Why is it an issue if she uses the same childminder?

Rainbowshine · 03/08/2020 17:45

I would also speak to your nanny and if you trust her tell her that you’d be uncomfortable with a nanny share with this person, in case they ask.

If friend asks for her details just say you have the nanny’s private number and she can look up the number for enquires on the registered childcarers list that’s online.

Davros · 03/08/2020 17:47

Tell her you can't give the nanny's details without her permission and then don't get it

Illdealwithitinaminute · 03/08/2020 17:47

Just text back 'I don't want to give details of my nanny sorry' and move on, you need to find a way to stem the madness, perhaps if she's a bit miffed that may be a good thing, especially as it's too early on to be pestering nannies.

LalaLoopy20 · 03/08/2020 17:48

Childminder I can understand but why would she assume she can use your nanny?

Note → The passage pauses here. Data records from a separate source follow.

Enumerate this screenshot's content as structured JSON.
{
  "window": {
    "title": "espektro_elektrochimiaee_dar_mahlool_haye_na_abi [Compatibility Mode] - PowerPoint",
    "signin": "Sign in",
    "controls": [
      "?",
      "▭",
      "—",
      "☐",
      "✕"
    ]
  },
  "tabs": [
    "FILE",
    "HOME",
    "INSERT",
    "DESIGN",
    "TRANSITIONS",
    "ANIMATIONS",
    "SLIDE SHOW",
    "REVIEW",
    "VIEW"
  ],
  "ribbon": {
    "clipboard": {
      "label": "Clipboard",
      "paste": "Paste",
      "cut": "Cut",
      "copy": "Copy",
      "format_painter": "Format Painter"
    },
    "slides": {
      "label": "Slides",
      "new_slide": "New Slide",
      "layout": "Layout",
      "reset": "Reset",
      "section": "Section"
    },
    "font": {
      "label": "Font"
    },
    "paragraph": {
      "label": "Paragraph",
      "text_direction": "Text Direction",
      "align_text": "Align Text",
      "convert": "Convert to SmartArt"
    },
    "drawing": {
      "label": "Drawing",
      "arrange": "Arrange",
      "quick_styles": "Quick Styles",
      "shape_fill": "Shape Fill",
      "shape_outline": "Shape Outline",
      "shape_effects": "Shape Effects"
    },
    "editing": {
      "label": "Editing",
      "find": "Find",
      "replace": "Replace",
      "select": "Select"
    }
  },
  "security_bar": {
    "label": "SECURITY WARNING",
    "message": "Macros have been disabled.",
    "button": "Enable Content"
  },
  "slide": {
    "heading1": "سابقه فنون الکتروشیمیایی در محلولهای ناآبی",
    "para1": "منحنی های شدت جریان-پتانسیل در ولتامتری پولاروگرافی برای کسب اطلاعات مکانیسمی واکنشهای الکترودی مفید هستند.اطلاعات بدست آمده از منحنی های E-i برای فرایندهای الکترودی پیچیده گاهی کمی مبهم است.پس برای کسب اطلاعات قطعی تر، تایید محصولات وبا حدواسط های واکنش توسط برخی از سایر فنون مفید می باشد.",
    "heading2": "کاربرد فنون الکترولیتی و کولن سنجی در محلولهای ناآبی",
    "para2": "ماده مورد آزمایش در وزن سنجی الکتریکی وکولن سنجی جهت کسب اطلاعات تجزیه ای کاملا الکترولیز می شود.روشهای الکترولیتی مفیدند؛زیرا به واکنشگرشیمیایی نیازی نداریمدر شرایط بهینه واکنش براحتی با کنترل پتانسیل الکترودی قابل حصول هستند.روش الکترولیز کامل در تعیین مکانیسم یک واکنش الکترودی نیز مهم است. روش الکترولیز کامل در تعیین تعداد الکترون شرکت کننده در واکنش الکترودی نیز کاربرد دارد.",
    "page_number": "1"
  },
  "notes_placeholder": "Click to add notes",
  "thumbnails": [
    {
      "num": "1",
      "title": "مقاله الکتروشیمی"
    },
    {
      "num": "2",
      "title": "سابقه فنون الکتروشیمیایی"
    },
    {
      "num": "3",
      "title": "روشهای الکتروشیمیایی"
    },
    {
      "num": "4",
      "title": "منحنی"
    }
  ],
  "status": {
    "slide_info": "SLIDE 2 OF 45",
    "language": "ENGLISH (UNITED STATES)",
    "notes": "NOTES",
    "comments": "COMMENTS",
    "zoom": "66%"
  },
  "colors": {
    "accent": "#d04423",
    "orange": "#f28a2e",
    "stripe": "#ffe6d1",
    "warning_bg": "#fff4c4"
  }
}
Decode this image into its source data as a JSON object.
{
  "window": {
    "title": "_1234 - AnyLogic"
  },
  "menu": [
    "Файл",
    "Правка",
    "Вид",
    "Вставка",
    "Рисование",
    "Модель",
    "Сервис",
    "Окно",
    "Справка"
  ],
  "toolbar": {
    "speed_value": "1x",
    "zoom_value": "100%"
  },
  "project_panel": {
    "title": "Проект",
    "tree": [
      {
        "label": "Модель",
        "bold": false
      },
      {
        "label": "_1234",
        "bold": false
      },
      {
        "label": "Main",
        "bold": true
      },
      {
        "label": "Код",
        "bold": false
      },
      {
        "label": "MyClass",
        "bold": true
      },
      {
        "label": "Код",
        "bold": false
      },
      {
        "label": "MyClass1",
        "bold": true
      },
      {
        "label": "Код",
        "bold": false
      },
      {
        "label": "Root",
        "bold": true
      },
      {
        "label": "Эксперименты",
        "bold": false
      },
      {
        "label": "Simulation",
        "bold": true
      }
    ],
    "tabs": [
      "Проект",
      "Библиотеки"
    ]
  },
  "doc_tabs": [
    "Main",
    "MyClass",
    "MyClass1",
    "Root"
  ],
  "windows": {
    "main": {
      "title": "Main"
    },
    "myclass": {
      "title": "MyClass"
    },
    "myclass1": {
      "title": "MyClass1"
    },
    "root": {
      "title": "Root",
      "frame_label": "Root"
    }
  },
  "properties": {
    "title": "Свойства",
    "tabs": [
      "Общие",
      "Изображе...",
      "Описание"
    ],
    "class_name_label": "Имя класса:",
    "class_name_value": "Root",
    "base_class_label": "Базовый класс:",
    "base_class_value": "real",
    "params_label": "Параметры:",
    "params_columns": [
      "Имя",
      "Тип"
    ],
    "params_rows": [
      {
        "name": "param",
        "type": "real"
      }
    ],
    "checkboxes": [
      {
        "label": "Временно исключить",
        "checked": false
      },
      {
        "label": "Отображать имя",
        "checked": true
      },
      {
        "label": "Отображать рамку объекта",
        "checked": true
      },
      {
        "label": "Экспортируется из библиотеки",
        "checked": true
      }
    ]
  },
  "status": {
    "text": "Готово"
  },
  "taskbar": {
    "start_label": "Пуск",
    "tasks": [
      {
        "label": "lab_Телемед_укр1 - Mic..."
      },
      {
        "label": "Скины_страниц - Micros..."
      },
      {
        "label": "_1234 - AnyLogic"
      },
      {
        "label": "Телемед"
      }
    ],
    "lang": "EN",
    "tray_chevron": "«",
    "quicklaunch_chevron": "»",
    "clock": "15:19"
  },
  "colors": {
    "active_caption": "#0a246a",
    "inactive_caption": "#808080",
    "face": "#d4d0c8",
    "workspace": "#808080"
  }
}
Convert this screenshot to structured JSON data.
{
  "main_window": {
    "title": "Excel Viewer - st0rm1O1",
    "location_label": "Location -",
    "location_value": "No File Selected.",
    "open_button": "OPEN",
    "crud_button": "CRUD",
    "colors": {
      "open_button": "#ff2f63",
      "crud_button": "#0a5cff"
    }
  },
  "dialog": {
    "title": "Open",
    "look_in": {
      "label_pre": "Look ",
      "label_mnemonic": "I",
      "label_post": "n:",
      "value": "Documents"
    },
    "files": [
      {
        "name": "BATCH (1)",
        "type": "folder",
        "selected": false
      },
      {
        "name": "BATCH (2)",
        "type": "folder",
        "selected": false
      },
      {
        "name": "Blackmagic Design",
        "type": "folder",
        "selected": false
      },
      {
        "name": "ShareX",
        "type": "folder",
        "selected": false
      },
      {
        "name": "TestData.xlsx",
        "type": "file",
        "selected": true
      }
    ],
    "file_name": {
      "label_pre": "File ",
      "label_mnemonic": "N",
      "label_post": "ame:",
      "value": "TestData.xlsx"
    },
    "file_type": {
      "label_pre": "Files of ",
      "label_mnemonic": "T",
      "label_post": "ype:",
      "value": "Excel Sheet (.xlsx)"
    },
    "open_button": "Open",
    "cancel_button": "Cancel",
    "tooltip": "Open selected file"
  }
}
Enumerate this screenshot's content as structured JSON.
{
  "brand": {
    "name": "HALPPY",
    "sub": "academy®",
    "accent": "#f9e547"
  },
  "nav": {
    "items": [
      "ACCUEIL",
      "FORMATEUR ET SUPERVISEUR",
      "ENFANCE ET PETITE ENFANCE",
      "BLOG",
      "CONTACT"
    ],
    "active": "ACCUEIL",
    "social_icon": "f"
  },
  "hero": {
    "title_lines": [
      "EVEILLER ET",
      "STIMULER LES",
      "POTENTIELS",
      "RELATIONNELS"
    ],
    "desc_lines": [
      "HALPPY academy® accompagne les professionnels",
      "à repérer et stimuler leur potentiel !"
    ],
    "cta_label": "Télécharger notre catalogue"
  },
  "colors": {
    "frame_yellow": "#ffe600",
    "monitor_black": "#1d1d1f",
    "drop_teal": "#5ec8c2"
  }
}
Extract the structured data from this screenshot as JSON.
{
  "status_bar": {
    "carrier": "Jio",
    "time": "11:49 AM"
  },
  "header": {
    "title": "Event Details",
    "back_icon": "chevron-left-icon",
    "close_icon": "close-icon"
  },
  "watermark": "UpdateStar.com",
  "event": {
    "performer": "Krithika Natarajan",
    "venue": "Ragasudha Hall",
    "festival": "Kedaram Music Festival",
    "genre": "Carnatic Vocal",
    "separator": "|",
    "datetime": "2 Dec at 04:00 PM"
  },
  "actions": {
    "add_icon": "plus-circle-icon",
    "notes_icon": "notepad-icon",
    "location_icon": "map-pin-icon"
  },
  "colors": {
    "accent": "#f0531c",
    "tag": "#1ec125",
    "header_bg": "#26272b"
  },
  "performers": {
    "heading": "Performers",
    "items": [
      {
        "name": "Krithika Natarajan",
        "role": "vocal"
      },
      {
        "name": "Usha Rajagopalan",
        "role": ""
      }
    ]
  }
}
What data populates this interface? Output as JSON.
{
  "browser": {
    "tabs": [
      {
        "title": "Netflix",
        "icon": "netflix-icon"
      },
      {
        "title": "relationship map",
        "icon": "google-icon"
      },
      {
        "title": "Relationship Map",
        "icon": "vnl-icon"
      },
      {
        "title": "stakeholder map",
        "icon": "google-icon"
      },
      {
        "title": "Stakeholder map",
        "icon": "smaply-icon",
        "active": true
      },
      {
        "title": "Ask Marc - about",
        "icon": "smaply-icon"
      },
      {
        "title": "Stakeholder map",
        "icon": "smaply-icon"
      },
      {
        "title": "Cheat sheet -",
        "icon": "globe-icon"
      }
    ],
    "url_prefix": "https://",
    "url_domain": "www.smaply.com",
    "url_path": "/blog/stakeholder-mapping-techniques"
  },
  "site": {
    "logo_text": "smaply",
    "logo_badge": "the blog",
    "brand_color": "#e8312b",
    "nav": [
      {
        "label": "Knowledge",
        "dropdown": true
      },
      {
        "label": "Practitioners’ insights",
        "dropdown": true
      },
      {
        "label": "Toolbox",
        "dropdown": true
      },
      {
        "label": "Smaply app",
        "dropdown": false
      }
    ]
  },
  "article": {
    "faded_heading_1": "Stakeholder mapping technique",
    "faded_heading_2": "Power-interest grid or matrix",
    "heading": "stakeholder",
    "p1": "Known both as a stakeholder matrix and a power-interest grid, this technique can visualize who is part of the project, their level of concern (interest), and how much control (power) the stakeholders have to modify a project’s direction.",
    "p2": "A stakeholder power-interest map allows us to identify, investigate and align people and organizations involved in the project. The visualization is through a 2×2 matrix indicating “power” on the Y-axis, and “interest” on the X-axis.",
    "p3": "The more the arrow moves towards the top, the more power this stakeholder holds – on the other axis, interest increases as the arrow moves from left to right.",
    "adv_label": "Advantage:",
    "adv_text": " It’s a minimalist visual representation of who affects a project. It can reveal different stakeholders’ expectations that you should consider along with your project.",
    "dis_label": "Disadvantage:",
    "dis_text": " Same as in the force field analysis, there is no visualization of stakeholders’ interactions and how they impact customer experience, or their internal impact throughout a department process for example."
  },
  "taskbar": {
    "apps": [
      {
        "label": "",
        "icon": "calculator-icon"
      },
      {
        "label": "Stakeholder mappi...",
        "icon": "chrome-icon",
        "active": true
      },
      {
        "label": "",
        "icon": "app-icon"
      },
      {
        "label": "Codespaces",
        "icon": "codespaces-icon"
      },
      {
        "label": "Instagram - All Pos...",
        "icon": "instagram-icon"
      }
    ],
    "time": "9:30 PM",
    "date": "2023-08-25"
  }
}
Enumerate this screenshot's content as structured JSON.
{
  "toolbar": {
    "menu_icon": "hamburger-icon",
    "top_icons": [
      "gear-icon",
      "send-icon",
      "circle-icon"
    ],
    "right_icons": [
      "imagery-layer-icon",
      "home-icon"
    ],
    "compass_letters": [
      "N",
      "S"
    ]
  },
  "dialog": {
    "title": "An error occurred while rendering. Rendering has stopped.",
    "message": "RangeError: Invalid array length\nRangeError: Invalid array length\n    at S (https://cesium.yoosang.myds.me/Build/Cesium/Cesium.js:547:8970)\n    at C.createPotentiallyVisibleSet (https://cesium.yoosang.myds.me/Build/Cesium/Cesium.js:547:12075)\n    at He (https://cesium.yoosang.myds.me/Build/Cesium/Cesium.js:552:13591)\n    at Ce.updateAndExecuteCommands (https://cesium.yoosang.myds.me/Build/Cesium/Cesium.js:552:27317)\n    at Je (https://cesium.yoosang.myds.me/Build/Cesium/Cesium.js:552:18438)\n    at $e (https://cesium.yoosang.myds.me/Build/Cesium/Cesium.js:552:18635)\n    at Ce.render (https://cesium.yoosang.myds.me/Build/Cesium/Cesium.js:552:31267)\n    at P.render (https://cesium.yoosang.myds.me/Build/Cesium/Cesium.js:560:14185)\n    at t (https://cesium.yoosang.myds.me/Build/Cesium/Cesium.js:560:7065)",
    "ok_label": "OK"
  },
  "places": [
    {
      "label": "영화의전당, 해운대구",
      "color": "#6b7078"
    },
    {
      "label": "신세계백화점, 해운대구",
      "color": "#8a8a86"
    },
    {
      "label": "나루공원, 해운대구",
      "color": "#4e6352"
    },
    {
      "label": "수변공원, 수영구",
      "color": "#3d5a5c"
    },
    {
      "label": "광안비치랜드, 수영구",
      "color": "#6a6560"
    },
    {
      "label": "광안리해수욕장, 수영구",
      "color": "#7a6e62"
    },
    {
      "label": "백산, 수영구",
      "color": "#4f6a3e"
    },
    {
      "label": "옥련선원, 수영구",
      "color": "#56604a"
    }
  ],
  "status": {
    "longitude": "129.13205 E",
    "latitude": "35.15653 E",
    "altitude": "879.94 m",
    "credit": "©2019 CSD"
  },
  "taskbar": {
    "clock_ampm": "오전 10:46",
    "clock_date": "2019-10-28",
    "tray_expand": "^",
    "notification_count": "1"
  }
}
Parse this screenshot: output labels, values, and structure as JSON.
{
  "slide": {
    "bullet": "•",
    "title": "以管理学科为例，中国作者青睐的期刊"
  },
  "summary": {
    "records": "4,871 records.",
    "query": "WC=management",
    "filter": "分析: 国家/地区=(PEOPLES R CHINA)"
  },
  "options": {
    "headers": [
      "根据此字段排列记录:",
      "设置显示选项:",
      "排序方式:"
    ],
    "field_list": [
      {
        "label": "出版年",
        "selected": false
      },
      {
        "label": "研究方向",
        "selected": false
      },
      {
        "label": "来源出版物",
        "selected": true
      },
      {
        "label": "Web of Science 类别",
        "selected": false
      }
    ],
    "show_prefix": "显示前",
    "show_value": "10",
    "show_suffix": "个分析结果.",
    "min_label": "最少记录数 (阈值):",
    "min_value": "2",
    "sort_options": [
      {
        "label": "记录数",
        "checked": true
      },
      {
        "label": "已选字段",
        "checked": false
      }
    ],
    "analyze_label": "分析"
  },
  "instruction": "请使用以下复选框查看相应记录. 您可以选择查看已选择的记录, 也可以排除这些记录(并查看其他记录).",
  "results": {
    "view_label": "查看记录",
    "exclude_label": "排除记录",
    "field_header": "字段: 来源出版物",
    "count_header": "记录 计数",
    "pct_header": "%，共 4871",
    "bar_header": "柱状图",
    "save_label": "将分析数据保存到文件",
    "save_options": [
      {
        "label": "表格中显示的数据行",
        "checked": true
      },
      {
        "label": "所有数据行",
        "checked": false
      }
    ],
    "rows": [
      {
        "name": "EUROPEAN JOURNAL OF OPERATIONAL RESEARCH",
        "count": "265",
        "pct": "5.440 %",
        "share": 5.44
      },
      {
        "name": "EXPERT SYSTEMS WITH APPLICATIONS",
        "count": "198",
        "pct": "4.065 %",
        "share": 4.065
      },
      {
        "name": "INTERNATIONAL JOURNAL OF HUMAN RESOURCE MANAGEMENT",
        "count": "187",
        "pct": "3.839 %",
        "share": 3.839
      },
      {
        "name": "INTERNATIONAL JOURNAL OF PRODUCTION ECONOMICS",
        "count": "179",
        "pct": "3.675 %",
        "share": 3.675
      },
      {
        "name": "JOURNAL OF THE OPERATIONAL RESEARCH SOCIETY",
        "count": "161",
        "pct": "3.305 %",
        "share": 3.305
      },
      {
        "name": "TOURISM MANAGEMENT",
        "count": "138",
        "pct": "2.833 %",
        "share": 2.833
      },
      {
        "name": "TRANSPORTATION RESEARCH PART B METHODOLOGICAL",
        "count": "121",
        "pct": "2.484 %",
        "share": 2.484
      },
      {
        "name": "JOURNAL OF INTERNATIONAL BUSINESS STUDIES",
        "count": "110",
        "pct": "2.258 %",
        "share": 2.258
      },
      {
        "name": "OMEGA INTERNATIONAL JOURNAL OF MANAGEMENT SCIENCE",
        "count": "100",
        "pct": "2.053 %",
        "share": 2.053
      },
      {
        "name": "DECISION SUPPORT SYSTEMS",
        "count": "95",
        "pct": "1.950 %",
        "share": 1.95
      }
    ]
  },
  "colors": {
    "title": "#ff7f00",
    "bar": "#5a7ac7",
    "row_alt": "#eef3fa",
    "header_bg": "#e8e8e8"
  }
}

Does she work exclusively for you at your home? Say 'A nanny share wouldn't really work for us'. I would probably offer to ask your nanny jf she knows anyone that will be looking for a job by the time she is in need of one.

monkeymonkey2010 · 03/08/2020 17:50

of course you can!
speak to your nanny and tell her - it's up to her whether she has the time to take another client/family.
Then you discuss boundaries with your nanny - that if she chooses to take on your friend as a client, she keeps the two jobs separate.....no 'sharing' drop off/collections/childminding etc on your time and money.

Cos you can bet your friend will 'innocently' (but not) take the piss!

rubicona · 03/08/2020 17:53

I know regardless of whether she used the same nanny or when we move, childminder, that she will ask for lift shares etc and will try and work out doing the same days etc.

OP posts:
MorganKitten · 03/08/2020 17:55

She’s asking you, surely shows she thinks you’re a good parent and wants advice. You can mute her and reply in one message.